BSEC officials say banks have been given the opportunity to invest from the highest levels of government. In this situation of Kavid-19, if banks come forward to invest in the capital market, it will play a helpful role in boosting confidence among investors. For this reason, letters have been sent to the banks asking them to know about the formation of funds and investment in the capital market. Banks can also inform us if there is any problem in investing in the capital market by setting up a special fund. The commission expects effective role of banks in resolving the liquidity crisis in the capital market.
Confirming the letter, a CEO of a Bank, said, floor price and the Corona situation slow the desire of banks investment intention by the bank management.
He said there was no possibility of the country’s capital market turning around if foreigners did not return.
Meanwhile, Bangladesh Bank officials say they are not aware of the BSEC sending letters to the banks. So far, 13 banks have sought approval from the central bank to set up a fund to invest in the capital market. These banks have so far set up a fund of Tk 1,650 crore. 10 percent of this fund has been invested in the capital market.
The country’s capital market has been declining since the last week of January 2019. Although the rise of the index has been seen from time to time, the overall index has gradually moved downwards. The continuation of the year can be seen in the fall of the index this year as well. At one point, ordinary investors took to the streets to protest the fall in prices.
The government has taken several steps to stem the tide in the capital market. One of these was to increase the liquidity flow in the capital market through banks. A circular in this regard was issued by Bangladesh Bank on 10 February this year. Through this, each of the scheduled banks was given an opportunity to invest in the capital market by forming a maximum fund of Tk 200 crore.
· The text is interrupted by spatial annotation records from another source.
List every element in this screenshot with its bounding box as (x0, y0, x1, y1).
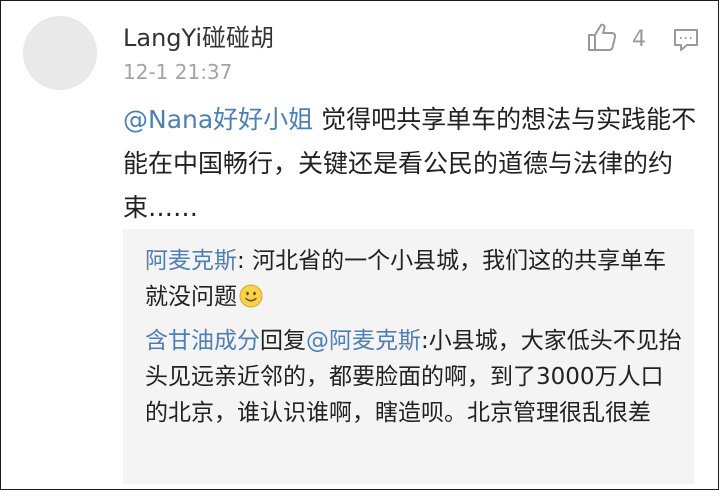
reply-to-mention[interactable]: @阿麦克斯 (306, 328, 421, 354)
quoted-author[interactable]: 含甘油成分 (145, 328, 260, 354)
default-avatar-icon (23, 16, 97, 90)
username[interactable]: LangYi碰碰胡 (123, 18, 274, 53)
quoted-replies: 阿麦克斯: 河北省的一个小县城，我们这的共享单车就没问题 含甘油成分回复@阿麦克… (123, 229, 694, 484)
reply-button[interactable] (673, 28, 699, 56)
comment-body: @Nana好好小姐 觉得吧共享单车的想法与实践能不能在中国畅行，关键还是看公民的… (123, 98, 705, 230)
avatar[interactable] (23, 16, 97, 90)
timestamp: 12-1 21:37 (123, 60, 233, 84)
like-count: 4 (632, 26, 646, 52)
smile-emoji-icon (239, 283, 263, 308)
mention-link[interactable]: @Nana好好小姐 (123, 105, 313, 134)
quoted-reply: 阿麦克斯: 河北省的一个小县城，我们这的共享单车就没问题 (145, 243, 685, 315)
quoted-reply: 含甘油成分回复@阿麦克斯:小县城，大家低头不见抬头见远亲近邻的，都要脸面的啊，到… (145, 323, 685, 431)
quoted-author[interactable]: 阿麦克斯 (145, 248, 237, 274)
thumbs-up-icon (586, 21, 618, 57)
quoted-separator: : (421, 328, 429, 354)
reply-word: 回复 (260, 328, 306, 354)
comment-bubble-icon (673, 29, 699, 56)
like-button[interactable]: 4 (586, 22, 646, 56)
quoted-separator: : (237, 248, 253, 274)
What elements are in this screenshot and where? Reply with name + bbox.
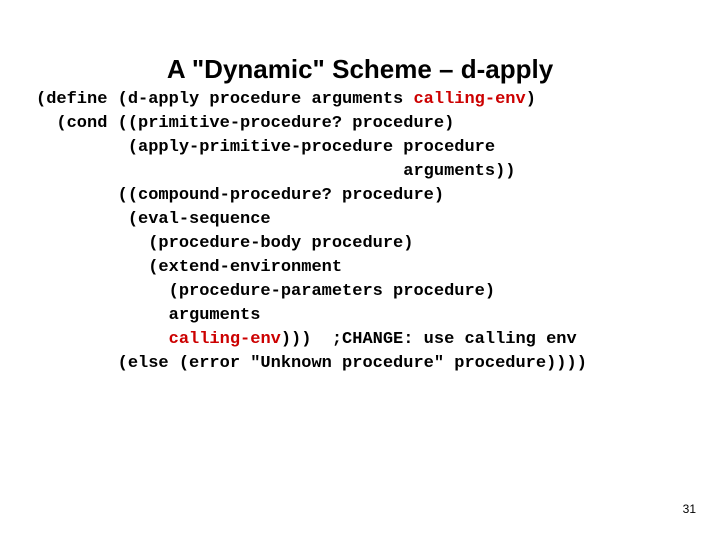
code-line-11b-calling-env: calling-env	[169, 330, 281, 349]
code-block: (define (d-apply procedure arguments cal…	[36, 88, 587, 376]
slide-title: A "Dynamic" Scheme – d-apply	[0, 54, 720, 85]
code-line-3: (apply-primitive-procedure procedure	[36, 138, 495, 157]
code-line-1b-calling-env: calling-env	[413, 90, 525, 109]
code-line-9: (procedure-parameters procedure)	[36, 282, 495, 301]
code-line-7: (procedure-body procedure)	[36, 234, 413, 253]
code-line-6: (eval-sequence	[36, 210, 271, 229]
code-line-4: arguments))	[36, 162, 515, 181]
code-line-8: (extend-environment	[36, 258, 342, 277]
code-line-10: arguments	[36, 306, 260, 325]
code-line-1a: (define (d-apply procedure arguments	[36, 90, 413, 109]
code-line-2: (cond ((primitive-procedure? procedure)	[36, 114, 454, 133]
page-number: 31	[683, 502, 696, 516]
code-line-11c: ))) ;CHANGE: use calling env	[281, 330, 577, 349]
code-line-1c: )	[526, 90, 536, 109]
code-line-11a	[36, 330, 169, 349]
code-line-5: ((compound-procedure? procedure)	[36, 186, 444, 205]
code-line-12: (else (error "Unknown procedure" procedu…	[36, 354, 587, 373]
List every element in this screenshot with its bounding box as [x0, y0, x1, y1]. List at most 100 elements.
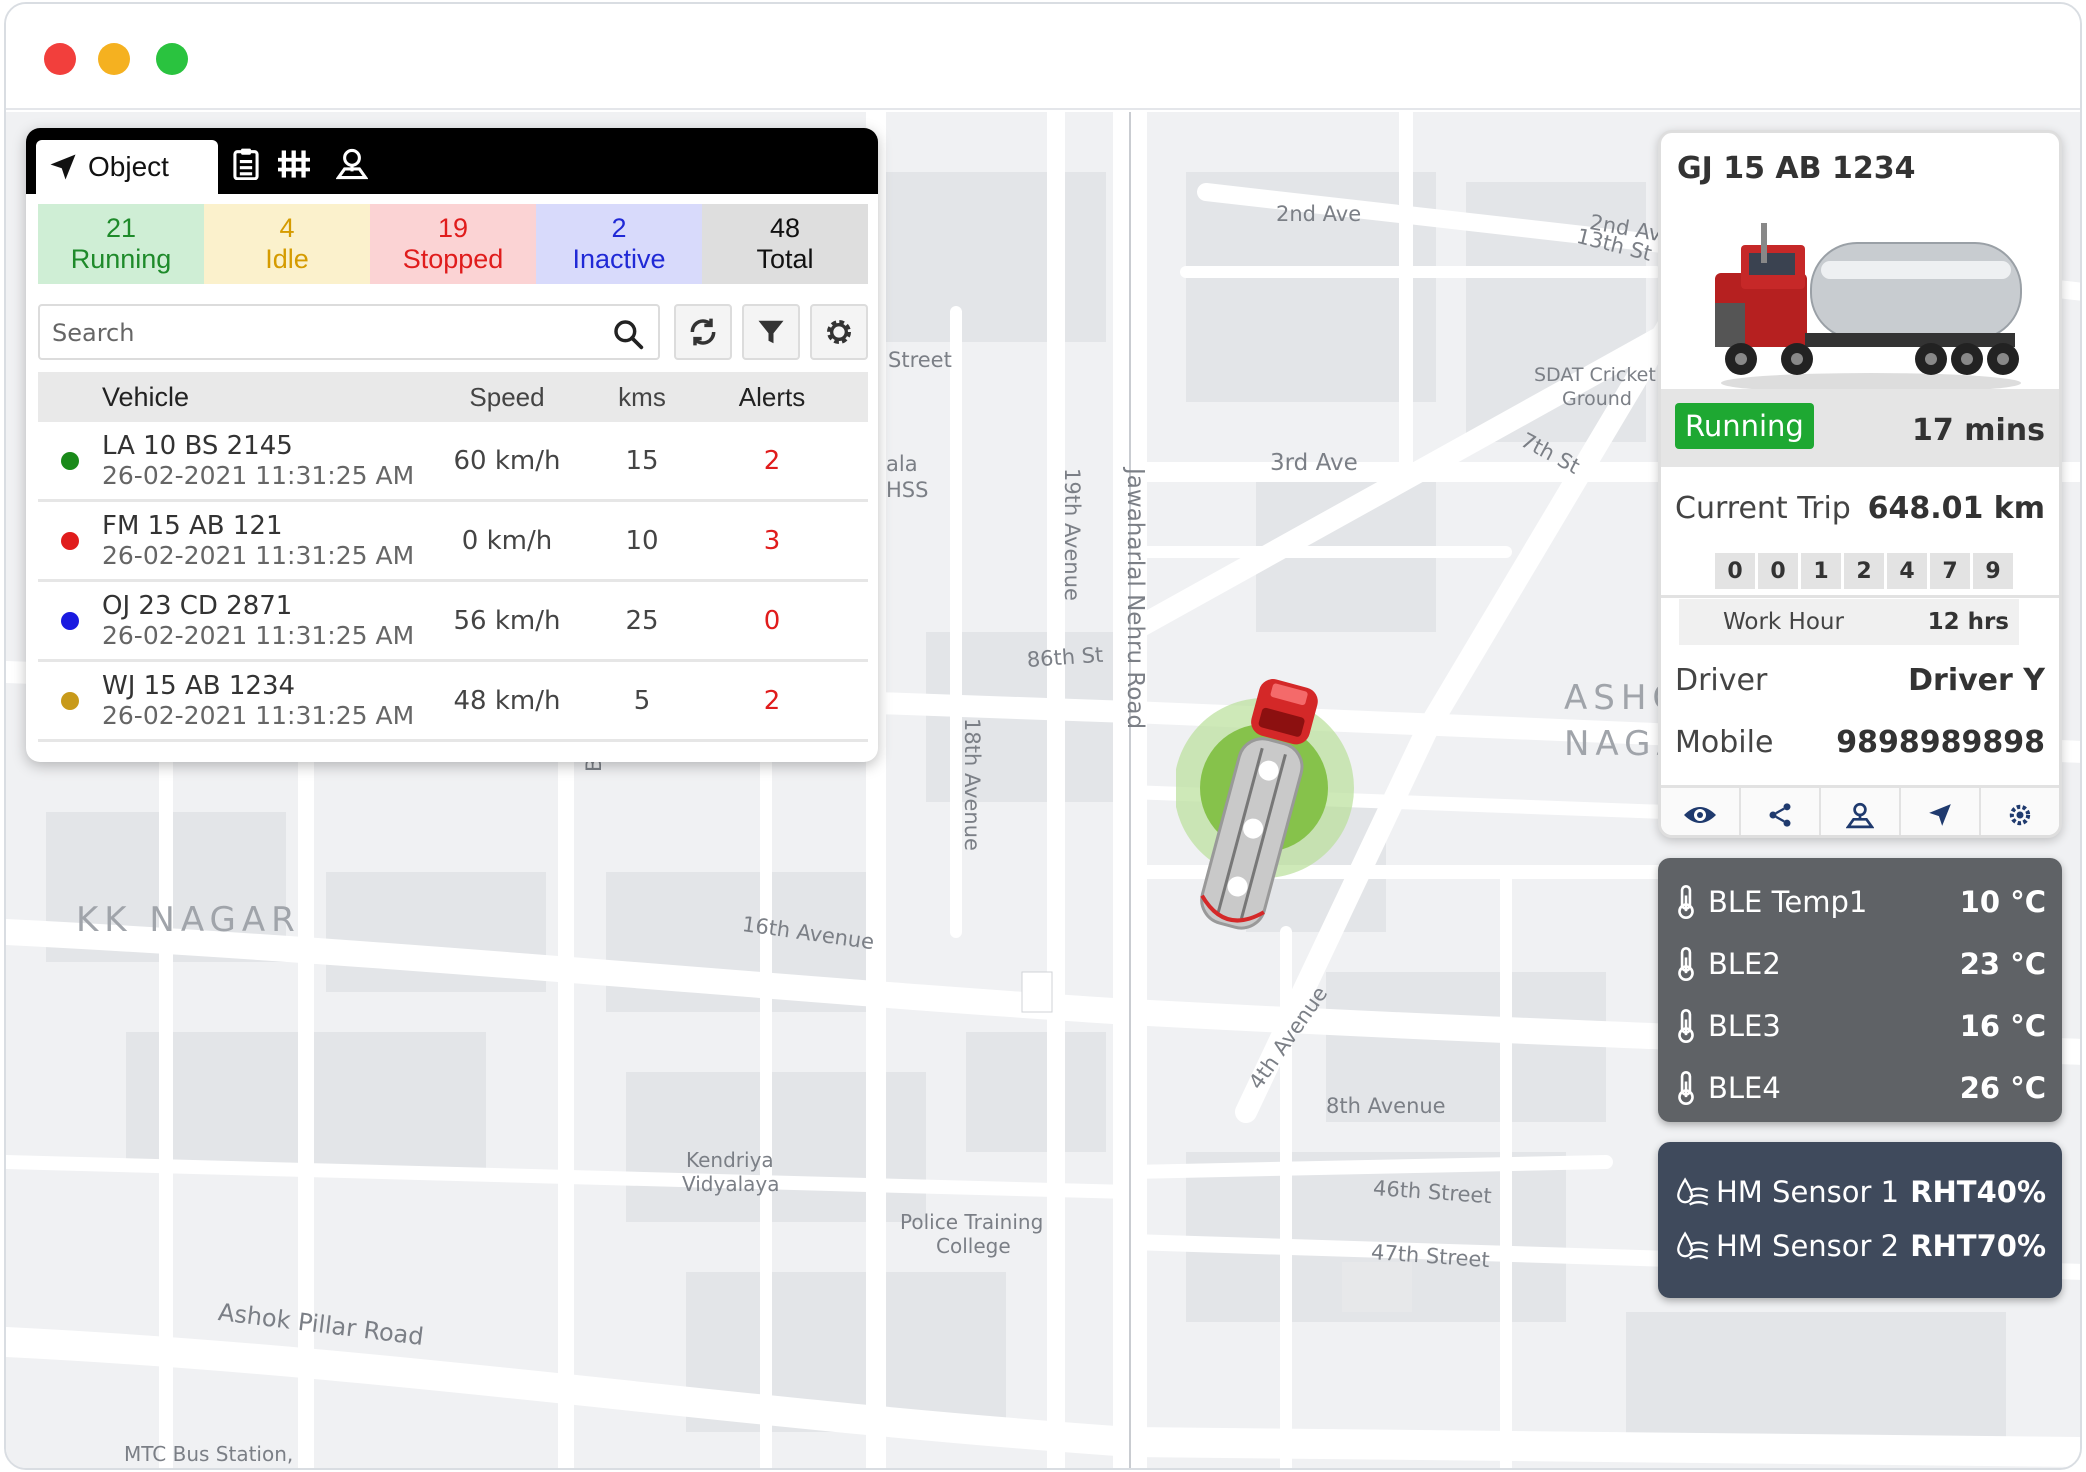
gear-icon [827, 320, 851, 344]
count-total[interactable]: 48 Total [702, 204, 868, 284]
count-label: Running [70, 244, 172, 274]
count-value: 48 [769, 213, 801, 243]
map-label: Street [888, 348, 952, 372]
maximize-window-button[interactable] [156, 43, 188, 75]
map-label: ala [886, 452, 918, 476]
sensor-value: RHT40% [1910, 1175, 2046, 1209]
close-window-button[interactable] [44, 43, 76, 75]
count-label: Idle [265, 244, 309, 274]
map-label: 19th Avenue [1060, 468, 1084, 601]
fence-icon [278, 150, 310, 178]
tanker-truck-image [1715, 223, 2022, 393]
odometer-digit: 2 [1844, 553, 1884, 589]
vehicle-alerts[interactable]: 3 [712, 526, 832, 556]
vehicle-marker[interactable] [1176, 640, 1376, 940]
settings-button[interactable] [810, 304, 868, 360]
search-icon[interactable] [612, 318, 644, 350]
minimize-window-button[interactable] [98, 43, 130, 75]
eye-icon [1684, 806, 1716, 823]
sensor-row: BLE3 16 °C [1676, 1004, 2046, 1048]
vehicle-time: 26-02-2021 11:31:25 AM [102, 541, 415, 570]
count-idle[interactable]: 4 Idle [204, 204, 370, 284]
count-inactive[interactable]: 2 Inactive [536, 204, 702, 284]
map-label: HSS [886, 478, 929, 502]
sensor-name: BLE2 [1708, 947, 1781, 981]
navigate-button[interactable] [1901, 788, 1981, 835]
sensor-value: 26 °C [1959, 1071, 2046, 1105]
table-row[interactable]: FM 15 AB 121 26-02-2021 11:31:25 AM 0 km… [38, 502, 868, 582]
table-header: Vehicle Speed kms Alerts [38, 372, 868, 422]
sensor-value: 23 °C [1959, 947, 2046, 981]
mobile-label: Mobile [1675, 725, 1774, 760]
title-bar [6, 4, 2080, 110]
column-vehicle[interactable]: Vehicle [102, 382, 442, 413]
table-row[interactable]: WJ 15 AB 1234 26-02-2021 11:31:25 AM 48 … [38, 662, 868, 742]
tab-poi[interactable] [332, 144, 372, 184]
thermometer-icon [1678, 885, 1694, 919]
status-dot [61, 451, 79, 470]
vehicle-plate: FM 15 AB 121 [102, 511, 283, 541]
filter-button[interactable] [742, 304, 800, 360]
column-kms[interactable]: kms [572, 382, 712, 413]
search-input[interactable] [52, 316, 592, 350]
view-button[interactable] [1661, 788, 1741, 835]
humidity-icon [1677, 1231, 1709, 1260]
status-duration: 17 mins [1912, 413, 2045, 448]
table-row[interactable]: OJ 23 CD 2871 26-02-2021 11:31:25 AM 56 … [38, 582, 868, 662]
clipboard-icon [233, 148, 259, 180]
vehicle-alerts[interactable]: 0 [712, 606, 832, 636]
map-label: 2nd Ave [1276, 202, 1362, 226]
sensor-row: HM Sensor 1 RHT40% [1676, 1170, 2046, 1214]
tab-geofence[interactable] [274, 144, 314, 184]
status-dot [61, 531, 79, 550]
count-stopped[interactable]: 19 Stopped [370, 204, 536, 284]
count-running[interactable]: 21 Running [38, 204, 204, 284]
object-panel: Object 21 Running 4 Idle 19 Stopped 2 In… [26, 128, 878, 762]
vehicle-speed: 48 km/h [453, 685, 561, 716]
filter-icon [758, 320, 784, 344]
count-value: 19 [437, 213, 469, 243]
column-alerts[interactable]: Alerts [712, 382, 832, 413]
map-label: 3rd Ave [1270, 450, 1358, 476]
work-hour-label: Work Hour [1723, 609, 1844, 635]
vehicle-kms: 15 [625, 445, 659, 476]
temperature-sensor-panel: BLE Temp1 10 °C BLE2 23 °C BLE3 16 °C BL… [1658, 858, 2062, 1122]
map-label: Police Training [900, 1210, 1044, 1234]
map-label: Ground [1562, 388, 1632, 410]
count-value: 2 [611, 213, 627, 243]
vehicle-speed: 56 km/h [453, 605, 561, 636]
map-pin-icon [1846, 802, 1874, 828]
vehicle-time: 26-02-2021 11:31:25 AM [102, 701, 415, 730]
refresh-button[interactable] [674, 304, 732, 360]
count-label: Stopped [402, 244, 504, 274]
table-row[interactable]: LA 10 BS 2145 26-02-2021 11:31:25 AM 60 … [38, 422, 868, 502]
map-label: 18th Avenue [960, 718, 984, 851]
poi-button[interactable] [1821, 788, 1901, 835]
odometer-digit: 4 [1887, 553, 1927, 589]
sensor-value: 16 °C [1959, 1009, 2046, 1043]
vehicle-alerts[interactable]: 2 [712, 686, 832, 716]
map-pin-icon [336, 148, 368, 180]
map-label: Jawaharlal Nehru Road [1122, 468, 1148, 730]
column-speed[interactable]: Speed [442, 382, 572, 413]
map-label: KK NAGAR [76, 900, 301, 940]
sensor-name: HM Sensor 1 [1716, 1175, 1900, 1209]
sensor-row: HM Sensor 2 RHT70% [1676, 1224, 2046, 1268]
work-hour-row: Work Hour 12 hrs [1679, 599, 2019, 645]
tab-reports[interactable] [226, 144, 266, 184]
tab-object[interactable]: Object [36, 140, 218, 194]
status-counts: 21 Running 4 Idle 19 Stopped 2 Inactive … [38, 204, 868, 284]
work-hour-value: 12 hrs [1927, 609, 2009, 635]
count-value: 4 [279, 213, 295, 243]
vehicle-time: 26-02-2021 11:31:25 AM [102, 461, 415, 490]
map-label: Kendriya [686, 1148, 774, 1172]
vehicle-speed: 0 km/h [461, 525, 553, 556]
count-label: Inactive [572, 244, 666, 274]
share-button[interactable] [1741, 788, 1821, 835]
vehicle-alerts[interactable]: 2 [712, 446, 832, 476]
count-value: 21 [105, 213, 137, 243]
vehicle-settings-button[interactable] [1981, 788, 2059, 835]
humidity-icon [1677, 1177, 1709, 1206]
status-bar: Running 17 mins [1661, 389, 2059, 467]
settings-icon [2009, 804, 2031, 825]
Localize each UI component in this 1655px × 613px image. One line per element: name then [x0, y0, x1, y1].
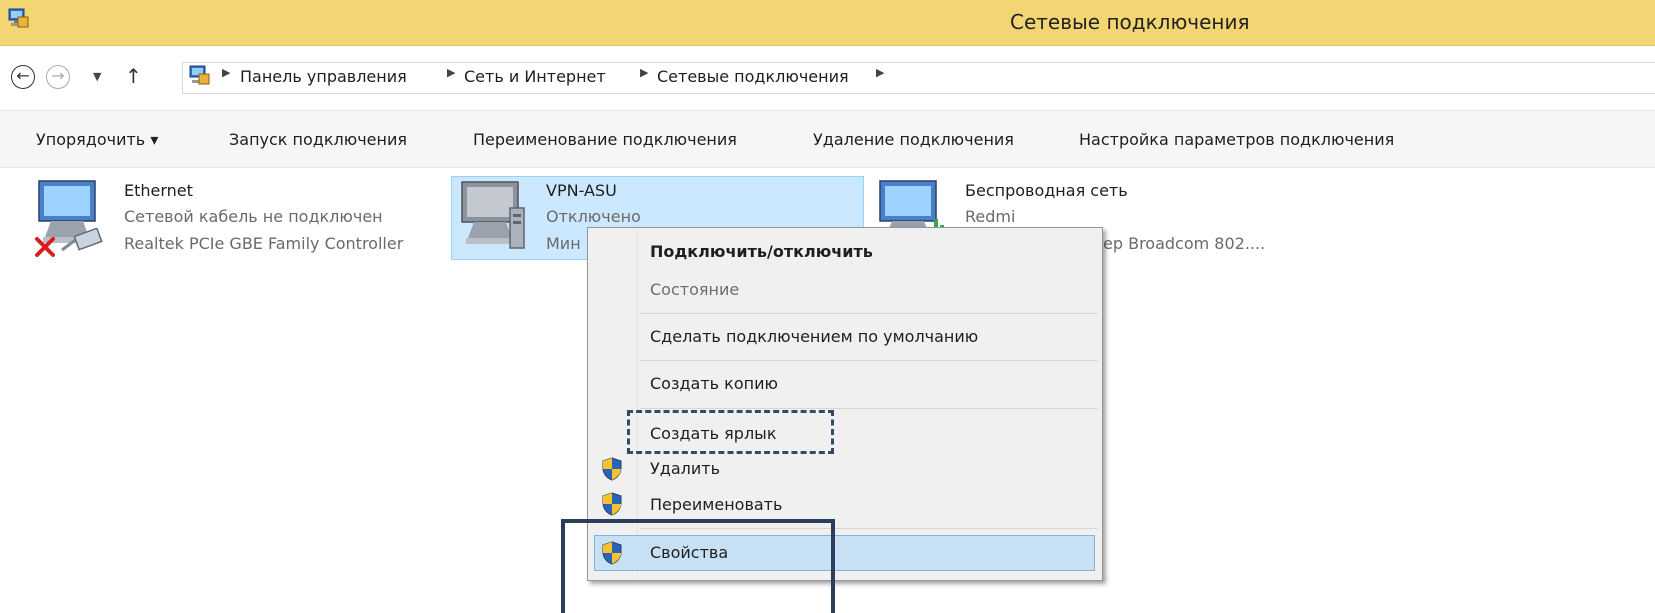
chevron-down-icon[interactable]: ▼: [93, 70, 101, 83]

Although fundraising is optional, market participants are of the opinion that all banks may come forward to invest in stabilizing the capital market. This had a positive effect on the market after the issuance of the circular on the formation of special funds. DSE’s turnover at that time exceeded Tk 1,000 crore due to increased investor participation. But four months have passed since the issuance of the circular of Bangladesh Bank but so far only 13 banks have applied to the central bank for formation of funds.
But there are 60 scheduled banks in the country. Concerns among investors about the bank’s investment have also had a negative impact on the capital market. Fear of the coronavirus on him intensified the fall in prices in the capital market. In this situation, BSEC fixed the minimum price of the shares of all the listed companies to prevent the fall in the capital market.
As a result, the capital market gets stuck at a certain point. After being closed for 65 days due to the effect of Kavid-19, trading in the capital market started from May 31, but there is no life in the market due to the floor price. The nominal transaction is on two stock exchanges of the country.
Most of the listed banks have subsidiaries operating in the capital market, such as brokerage houses and merchant banks, they said. If the bank’s investment in the capital market increases through these subsidiaries, the confidence of the general investors will increase. Therefore, the regulatory body BSEC is giving importance to increase the investment of banks in the capital market.